Было время, когда он лежал под звездами и различал созвездия. Было время, когда его тело могло отдохнуть на булыжниках, если возникала необходимость. Было время, когда Семай, поэт Мати и хозяин Размягченного Камня, смотрел на него снизу вверх.
Будет трудно рассказать Эе о поражении. Остальным тоже, но Эя знала Семая. Она видела, как они работали вместе. Другие могут быть просто разочарованы, но только Эя поймет, что он потерял.
Страх сделал его медленным. Здесь, в своем последнем лагере, он съел завтрак и полностью посмотрел медленный рассвет. Он медленно навьючил мула и пошел на запад, тень бежала впереди него и медленно уменьшалась. Очертания холмов стали знакомыми, а остановки, которые он делал, более длинными. Вон там было высохшее русло реки, где он и другие «черные одежды» сидели по вечерам и рассказывали друг другу истории о своих наполовину забытых семьях. Вон там несколько пней отмечали место, где находилась рощица деревьев, на которые они забирались; гальты срубили все деревья и сожгли в кострах. Пещера под скалой; они заставляли более молодых мальчиков забираться в темноту и охотиться на змей. Воздух пах воспоминаниями, а еще пылью и дикими цветами. Тогда его жизнь была проще, или, если не проще, то, по меньшей мере, сдерживала обещания.
Он сумел отложить свое появление в школе до того момента, когда солнце спустилось довольно низко. Большие каменные здания выглядели меньше, чем он помнил, но огромная бронзовая дверь, в которую имел право входить только дай-кво, осталась такой же огромной. Высокие узкие окна, черные отметки вверху, сделанные давно умершим пожаром. Стена одной из спален упала, камни рассыпались по земле. Сады исчезли; только маленькие холмики остались на тех местах, где камни отмечали их границы. Время и насилие изменили место, но его все равно можно было узнать. Еще десять лет дождей, смывавших штукатурку со стен, еще один пожар, и крыши рухнут.
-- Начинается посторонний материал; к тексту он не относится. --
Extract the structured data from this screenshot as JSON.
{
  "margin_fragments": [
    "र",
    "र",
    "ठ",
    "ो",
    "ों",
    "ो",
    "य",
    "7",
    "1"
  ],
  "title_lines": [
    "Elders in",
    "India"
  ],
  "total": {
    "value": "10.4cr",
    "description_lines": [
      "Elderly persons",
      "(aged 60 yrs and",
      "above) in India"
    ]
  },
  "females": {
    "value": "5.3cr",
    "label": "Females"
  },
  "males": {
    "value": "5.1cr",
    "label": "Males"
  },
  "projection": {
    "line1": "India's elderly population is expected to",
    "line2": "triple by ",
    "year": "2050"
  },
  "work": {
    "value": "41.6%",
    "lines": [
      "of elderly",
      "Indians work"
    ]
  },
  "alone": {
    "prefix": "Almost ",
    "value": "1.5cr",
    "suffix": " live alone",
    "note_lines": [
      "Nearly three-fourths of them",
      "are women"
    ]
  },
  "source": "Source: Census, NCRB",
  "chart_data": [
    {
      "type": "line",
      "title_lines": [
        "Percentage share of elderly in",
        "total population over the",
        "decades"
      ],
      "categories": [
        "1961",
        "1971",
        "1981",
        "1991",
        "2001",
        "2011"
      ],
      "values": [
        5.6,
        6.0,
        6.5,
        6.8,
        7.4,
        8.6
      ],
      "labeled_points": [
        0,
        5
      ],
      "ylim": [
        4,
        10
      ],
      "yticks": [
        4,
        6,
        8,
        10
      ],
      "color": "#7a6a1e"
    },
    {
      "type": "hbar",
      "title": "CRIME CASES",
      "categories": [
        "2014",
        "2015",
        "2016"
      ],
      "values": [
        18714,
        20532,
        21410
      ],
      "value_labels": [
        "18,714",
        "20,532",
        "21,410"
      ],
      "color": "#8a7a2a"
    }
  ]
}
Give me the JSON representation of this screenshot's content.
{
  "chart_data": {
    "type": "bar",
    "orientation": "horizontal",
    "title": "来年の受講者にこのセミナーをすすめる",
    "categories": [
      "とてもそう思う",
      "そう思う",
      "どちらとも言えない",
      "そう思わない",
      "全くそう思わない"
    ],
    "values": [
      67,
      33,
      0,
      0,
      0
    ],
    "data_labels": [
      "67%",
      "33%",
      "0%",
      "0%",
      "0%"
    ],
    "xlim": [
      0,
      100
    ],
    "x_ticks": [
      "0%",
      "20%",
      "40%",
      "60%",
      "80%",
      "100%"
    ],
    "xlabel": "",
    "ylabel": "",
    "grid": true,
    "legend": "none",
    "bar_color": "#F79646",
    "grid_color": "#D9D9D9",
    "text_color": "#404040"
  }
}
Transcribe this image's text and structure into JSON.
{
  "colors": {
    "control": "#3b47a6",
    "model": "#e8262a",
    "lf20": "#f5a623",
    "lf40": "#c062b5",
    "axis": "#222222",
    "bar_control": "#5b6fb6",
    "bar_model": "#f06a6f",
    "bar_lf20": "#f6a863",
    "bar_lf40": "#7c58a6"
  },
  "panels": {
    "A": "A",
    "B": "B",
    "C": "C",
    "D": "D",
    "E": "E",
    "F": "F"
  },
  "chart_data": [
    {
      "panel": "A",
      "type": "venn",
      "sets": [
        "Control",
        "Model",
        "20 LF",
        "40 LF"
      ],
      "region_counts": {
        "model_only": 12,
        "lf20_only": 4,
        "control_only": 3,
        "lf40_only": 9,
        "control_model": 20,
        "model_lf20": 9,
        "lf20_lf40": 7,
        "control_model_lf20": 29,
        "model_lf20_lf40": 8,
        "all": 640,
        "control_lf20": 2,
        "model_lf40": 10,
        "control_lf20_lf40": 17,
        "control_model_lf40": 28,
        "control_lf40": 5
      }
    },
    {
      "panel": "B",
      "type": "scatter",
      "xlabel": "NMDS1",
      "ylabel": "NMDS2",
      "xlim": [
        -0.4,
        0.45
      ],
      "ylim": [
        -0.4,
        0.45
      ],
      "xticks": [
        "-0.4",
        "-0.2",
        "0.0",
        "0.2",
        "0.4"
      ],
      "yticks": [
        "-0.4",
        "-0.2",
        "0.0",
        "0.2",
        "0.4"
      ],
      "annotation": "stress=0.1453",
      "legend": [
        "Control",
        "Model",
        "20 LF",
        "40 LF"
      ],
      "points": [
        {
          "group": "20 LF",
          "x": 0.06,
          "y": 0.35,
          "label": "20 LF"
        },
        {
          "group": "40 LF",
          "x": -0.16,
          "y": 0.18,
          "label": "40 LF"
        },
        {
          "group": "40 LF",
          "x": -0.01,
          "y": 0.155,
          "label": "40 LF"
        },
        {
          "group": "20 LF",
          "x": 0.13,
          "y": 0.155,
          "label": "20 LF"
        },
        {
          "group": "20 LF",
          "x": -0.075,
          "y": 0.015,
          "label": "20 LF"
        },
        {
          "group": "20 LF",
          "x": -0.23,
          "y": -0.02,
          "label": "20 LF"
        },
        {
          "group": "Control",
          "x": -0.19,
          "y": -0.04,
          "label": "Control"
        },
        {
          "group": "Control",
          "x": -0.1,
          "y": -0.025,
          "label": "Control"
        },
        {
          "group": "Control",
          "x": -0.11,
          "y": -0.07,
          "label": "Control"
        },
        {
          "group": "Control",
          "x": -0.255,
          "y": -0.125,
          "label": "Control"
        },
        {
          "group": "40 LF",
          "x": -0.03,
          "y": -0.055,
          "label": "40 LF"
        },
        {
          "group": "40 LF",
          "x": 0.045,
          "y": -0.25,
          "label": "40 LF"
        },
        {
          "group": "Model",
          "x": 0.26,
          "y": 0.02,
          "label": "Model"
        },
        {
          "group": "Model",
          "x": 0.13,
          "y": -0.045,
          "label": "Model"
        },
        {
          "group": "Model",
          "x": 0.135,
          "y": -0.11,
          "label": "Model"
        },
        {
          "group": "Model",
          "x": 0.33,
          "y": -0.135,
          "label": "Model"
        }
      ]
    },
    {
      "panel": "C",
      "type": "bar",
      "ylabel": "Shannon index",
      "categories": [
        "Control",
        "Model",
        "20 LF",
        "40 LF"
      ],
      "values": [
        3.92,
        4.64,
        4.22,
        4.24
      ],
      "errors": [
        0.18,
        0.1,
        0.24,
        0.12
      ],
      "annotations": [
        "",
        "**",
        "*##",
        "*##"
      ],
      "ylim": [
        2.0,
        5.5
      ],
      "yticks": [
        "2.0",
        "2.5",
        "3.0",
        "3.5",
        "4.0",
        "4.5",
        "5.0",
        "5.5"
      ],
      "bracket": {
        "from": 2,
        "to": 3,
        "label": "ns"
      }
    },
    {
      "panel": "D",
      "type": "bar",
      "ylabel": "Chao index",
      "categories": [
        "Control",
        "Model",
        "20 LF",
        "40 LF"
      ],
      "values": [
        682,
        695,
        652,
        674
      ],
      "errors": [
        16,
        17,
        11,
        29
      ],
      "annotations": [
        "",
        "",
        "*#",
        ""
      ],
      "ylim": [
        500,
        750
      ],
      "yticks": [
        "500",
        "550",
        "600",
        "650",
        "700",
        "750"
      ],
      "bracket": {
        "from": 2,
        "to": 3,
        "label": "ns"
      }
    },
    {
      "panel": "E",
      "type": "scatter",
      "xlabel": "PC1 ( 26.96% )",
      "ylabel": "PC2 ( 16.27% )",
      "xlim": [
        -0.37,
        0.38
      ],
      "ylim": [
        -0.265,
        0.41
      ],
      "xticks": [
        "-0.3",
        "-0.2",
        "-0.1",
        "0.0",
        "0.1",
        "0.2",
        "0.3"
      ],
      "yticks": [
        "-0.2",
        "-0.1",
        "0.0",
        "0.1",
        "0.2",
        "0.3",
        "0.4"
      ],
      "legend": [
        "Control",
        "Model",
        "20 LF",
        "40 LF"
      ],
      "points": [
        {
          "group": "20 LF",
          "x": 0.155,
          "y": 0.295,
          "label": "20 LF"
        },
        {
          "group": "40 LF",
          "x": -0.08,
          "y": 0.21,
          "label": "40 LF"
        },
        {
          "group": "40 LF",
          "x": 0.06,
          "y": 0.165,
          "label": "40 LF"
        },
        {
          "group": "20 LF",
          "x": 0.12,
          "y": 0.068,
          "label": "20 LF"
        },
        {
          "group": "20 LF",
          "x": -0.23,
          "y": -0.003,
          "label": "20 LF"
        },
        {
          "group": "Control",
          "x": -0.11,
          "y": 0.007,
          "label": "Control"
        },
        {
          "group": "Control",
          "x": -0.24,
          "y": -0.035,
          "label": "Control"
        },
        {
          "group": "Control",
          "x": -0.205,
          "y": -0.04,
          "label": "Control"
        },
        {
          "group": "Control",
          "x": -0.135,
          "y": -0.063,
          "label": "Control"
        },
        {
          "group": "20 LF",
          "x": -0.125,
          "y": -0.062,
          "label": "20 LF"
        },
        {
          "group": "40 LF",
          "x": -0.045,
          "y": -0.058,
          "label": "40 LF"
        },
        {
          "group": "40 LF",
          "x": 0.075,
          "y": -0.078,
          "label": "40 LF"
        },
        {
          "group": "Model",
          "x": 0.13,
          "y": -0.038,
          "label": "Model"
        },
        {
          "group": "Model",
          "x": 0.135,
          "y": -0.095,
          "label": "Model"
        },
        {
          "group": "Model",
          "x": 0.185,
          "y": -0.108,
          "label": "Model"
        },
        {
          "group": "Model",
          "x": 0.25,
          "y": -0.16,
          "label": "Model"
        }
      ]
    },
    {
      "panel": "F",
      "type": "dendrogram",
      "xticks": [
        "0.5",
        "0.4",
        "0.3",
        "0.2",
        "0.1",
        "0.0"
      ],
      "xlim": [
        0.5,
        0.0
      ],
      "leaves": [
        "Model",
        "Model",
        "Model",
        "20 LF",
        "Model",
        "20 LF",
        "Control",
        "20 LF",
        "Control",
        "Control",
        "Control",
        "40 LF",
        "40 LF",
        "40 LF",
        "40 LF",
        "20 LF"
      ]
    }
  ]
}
Природа возьмет свое.
Маати привязал мула к низкому, наполовину сгнившему столбу и вошел внутрь. Большой зал, в котором он и другие мальчики стояли рядами каждое утро, а потом расходились по работам и классам. Широкие коридоры за ним, освещенные только багровыми лучами вечернего солнца. Где же тела тех мальчиков, которые были здесь в тот день, когда появились армии гальтов? Где зарыты их кости? И где студентки Маати? Неужели что-то пошло наперекосяк?
Когда он добрался до внутреннего дворика, все его опасения улетучились. Каменные дорожки были чисто подметены, трава и бурьян, выросшие между плитами, выдернуты. В третьем окне, которое когда-то принадлежало комнате учителей, горел фонарь, освещая наступивший вечер.
Дверь, которая вела в центральный вестибюль, висела на новых кожаных петлях. Стены и полы, свежевымытые, сверкали в свете сотни свечей. Запах карри и женские голоса летели через воздух так, словно одно было частью другого. Маати обнаружил, что на мгновение потерял ориентировку, словно шел по знакомой улице и вышел в незнакомый город. Он медленно пошел вперед, увлекаемый голосами, словно музыкой. Сухой голос Ашти Бег, смех Большой Кае. Подойдя поближе, он услышал, что промежутки между громкими голосами заполнены более тихой речью Ванджит и Ирит. Но первые слова, которые он разобрал, принадлежали Эе.